AH: I’m not sure I understand.
TG: So you know when you’re navigating the internet and you are on a website and you are like “ah I’m bored of this” so you close something and Google something else right? Do you think people have the ability to change their thoughts the same way they navigate the internet?
AH: Sometimes, sometimes I am totally capable of doing that and other times I get stuck and that’s not possible.
TG: Do you believe in a distinct contrast between positive and negative thought? Can either be present a 100% of the time? 
AH: Yes to the first and no to the second. I feel like positive thoughts to me, are an opening and negative thoughts are a closing. While they can exist simultaneously, there’s usually one of them is the more general feeling.
TG: Can either be present 100% of the time?
AH: No.
 
TG: See, this was supposed to be number 6. What is your view on the current landscape of mental health care in the U.S.? I’ll just copy and paste this…
AH: I think it’s sad.
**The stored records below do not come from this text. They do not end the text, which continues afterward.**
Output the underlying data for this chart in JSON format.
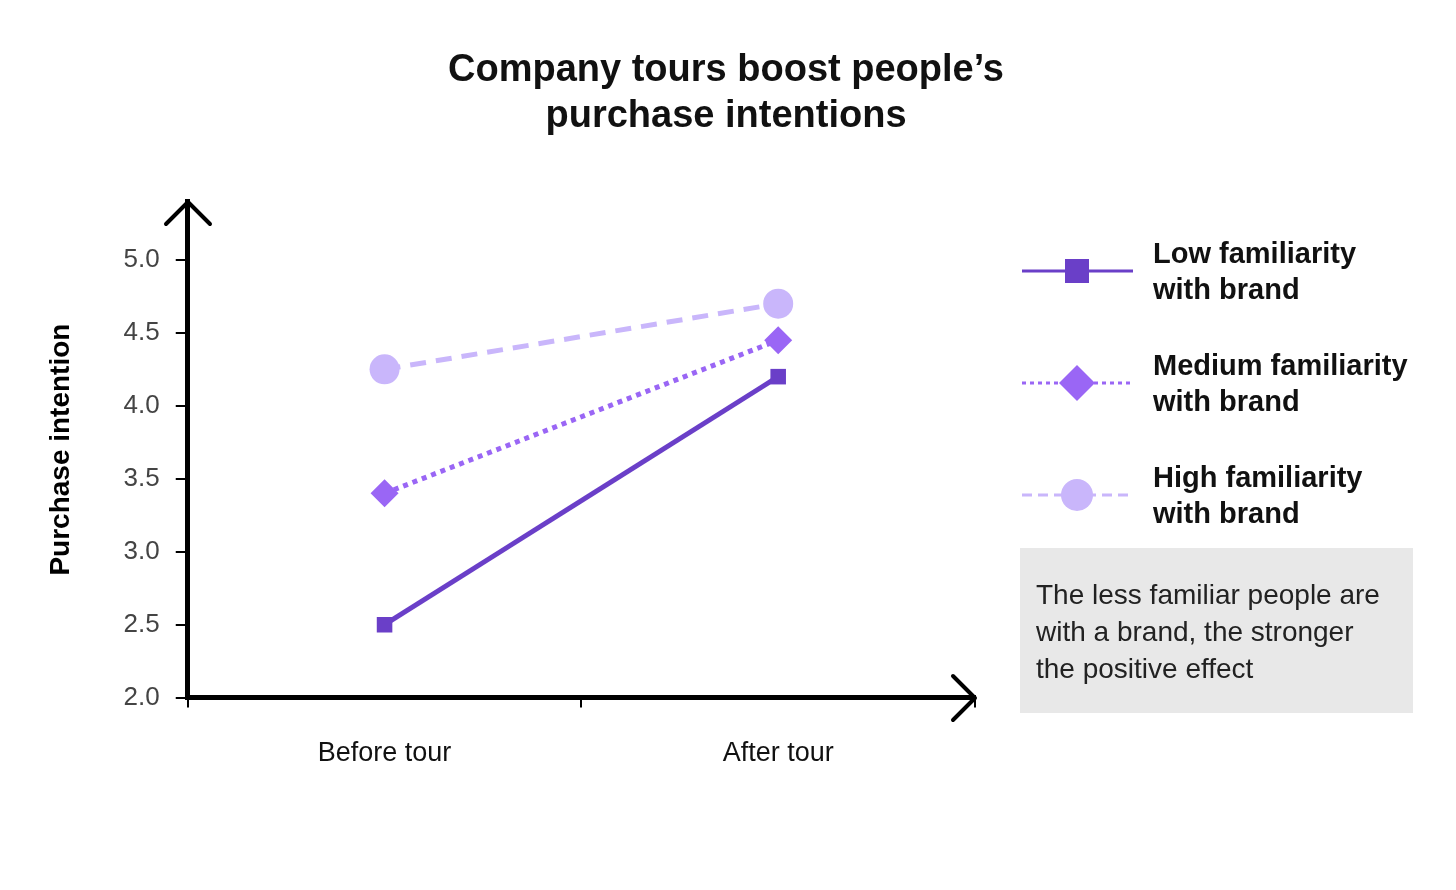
{
  "chart_data": {
    "type": "line",
    "title": "Company tours boost people’s purchase intentions",
    "ylabel": "Purchase intention",
    "categories": [
      "Before tour",
      "After tour"
    ],
    "series": [
      {
        "name": "Low familiarity with brand",
        "color": "#6a3fc8",
        "values": [
          2.5,
          4.2
        ],
        "marker": "square",
        "line_style": "solid"
      },
      {
        "name": "Medium familiarity with brand",
        "color": "#9a66f5",
        "values": [
          3.4,
          4.45
        ],
        "marker": "diamond",
        "line_style": "dotted"
      },
      {
        "name": "High familiarity with brand",
        "color": "#c9b6fb",
        "values": [
          4.25,
          4.7
        ],
        "marker": "circle",
        "line_style": "dashed"
      }
    ],
    "ylim": [
      2.0,
      5.4
    ],
    "yticks": [
      {
        "value": 2,
        "label": "2.0"
      },
      {
        "value": 2.5,
        "label": "2.5"
      },
      {
        "value": 3,
        "label": "3.0"
      },
      {
        "value": 3.5,
        "label": "3.5"
      },
      {
        "value": 4,
        "label": "4.0"
      },
      {
        "value": 4.5,
        "label": "4.5"
      },
      {
        "value": 5,
        "label": "5.0"
      }
    ],
    "grid": false,
    "legend": "right",
    "annotations": [
      "The less familiar people are with a brand, the stronger the positive effect"
    ]
  }
}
I think there’s maybe three major problems like I said before; where there are more mentally ill people in prisons than there are in mental institutions, over half of the prison population is classified as mentally ill.
I think also there are issues with pharmaceutical sales reps pushing medications for off label purposes. I think  that the medical community has issues with money influencing prescribing as opposed to the actual benefits of the drugs themselves.
TG: And number three?
AH: And number three I think is that there needs to be that real community outreach and the ability to get help when you need it. Because I know in Chicago if you don’t have insurance; when I first got back here the first time around  like 2005 I tried to go to the doctor and they put me on a 6 month waiting list. By the time 6 months came around I didn’t qualify anymore because I had a job. It is incredibly difficult to get help when you need it outside of going to the emergency room so you see people coming in an costing tens of thousands of dollars because there’s no place left for them to go and so that place needs to exist.
 
TG: I think we reached our twenty questions. Oh wait, no. How do you feel this interview went?
AH: Great, I could do it twice over.